TAG | Paulson & Co.
The Securities and Exchange Commission on Friday, April 16, 2010, charged Goldman Sachs, with defrauding investors in a sale of securities tied to subprime mortgages.
The SEC said it charged New York-based Goldman Sachs and a vice president, Fabrice Tourre, for failure to disclose conflicts in a 2007 sale of a collateralized debt obligation. Investors in the CDO lost over $1 billion, the SEC said.
The SEC’s civil fraud complaint alleges that Goldman Sachs did allow the hedge fund Paulson & Co. — run by John Paulson, who made billions betting on the subprime collapse — to help select securities in the CDO.
Goldman Sachs didn’t tell investors that Paulson was shorting the CDO, or betting its value would fall. The CDO’s value plunged within months of its issuance, and Paulson walked off with $1 billion, the SEC said.
“The product was new and complex but the deception and conflicts are old and simple,” said Robert Khuzami, director of the Division of Enforcement for the SEC.
Goldman Sachs said that “the SEC’s charges are completely unfounded in law and fact and we will vigorously contest them and defend the firm and its reputation.”
Goldman Sachs shares fell 13% following the announcement, wiping out $12 billion of shareholder value.

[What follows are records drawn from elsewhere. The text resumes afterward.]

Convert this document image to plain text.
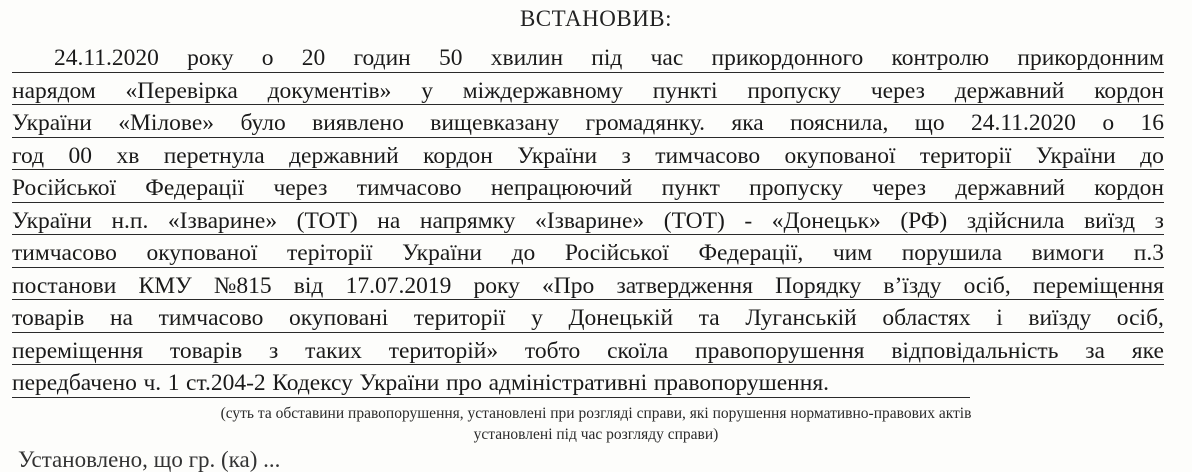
ВСТАНОВИВ:
24.11.2020 року о 20 годин 50 хвилин під час прикордонного контролю прикордонним
нарядом «Перевірка документів» у міждержавному пункті пропуску через державний кордон
України «Мілове» було виявлено вищевказану громадянку. яка пояснила, що 24.11.2020 о 16
год 00 хв перетнула державний кордон України з тимчасово окупованої території України до
Російської Федерації через тимчасово непрацюючий пункт пропуску через державний кордон
України н.п. «Ізварине» (ТОТ) на напрямку «Ізварине» (ТОТ) - «Донецьк» (РФ) здійснила виїзд з
тимчасово окупованої теріторії України до Російської Федерації, чим порушила вимоги п.3
постанови КМУ №815 від 17.07.2019 року «Про затвердження Порядку в’їзду осіб, переміщення
товарів на тимчасово окуповані території у Донецькій та Луганській областях і виїзду осіб,
переміщення товарів з таких територій» тобто скоїла правопорушення відповідальність за яке
передбачено ч. 1 ст.204-2 Кодексу України про адміністративні правопорушення.
(суть та обставини правопорушення, установлені при розгляді справи, які порушення нормативно-правових актів
установлені під час розгляду справи)
Установлено, що гр. (ка) ...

Shares of Deutsche Bank, another big player in the structured securities markets of the bubble era, slid 8%.
“This litigation exposes the cynical, savage culture of Wall Street that allows a dealer to commit fraud on one customer to benefit another,” Chris Whalen, a bank analyst at Institutional Risk Analytics, said in a note to clients Friday.
Khuzami said the case was the first brought by a new SEC division investigating the abuses of structured products such as CDOs in the credit crisis. He said the investigation continues but declined to comment further.
“We continue to examine structured products that played a role in the financial crisis,” Khuzami said in a phone call with reporters. “We are moving across the entire spectrum of products, entities and investors that might have been involved.”
The SEC alleged that Paulson & Co. paid Goldman Sachs approximately $15 million for structuring and marketing the deal, known as Abacus 2007-AC1.
Khuzami said Paulson wasn’t charged because, unlike Goldman Sachs, which sold the securities to investors, it didn’t have a duty to fully disclose conflicts to other investors.
A CDO is a financial instrument backed by pool of assets, usually loans or bonds. In this case, the instrument in question is a so-called synthetic CDO — which is backed not by actual loans but by a portfolio of credit default swaps referencing residential mortgage-backed securities.
While many CDO deals performed poorly, particularly in the latter stages of the housing bubble, the Abacus CDO at the center of this case blew up particularly quickly.
Within six months of the deal’s closing, 83% of the residential mortgage-backed securities in the portfolio had been downgraded, the SEC said. Within nine months, 99% had been downgraded reported Colin Barr, senior writer for Fortune magazine.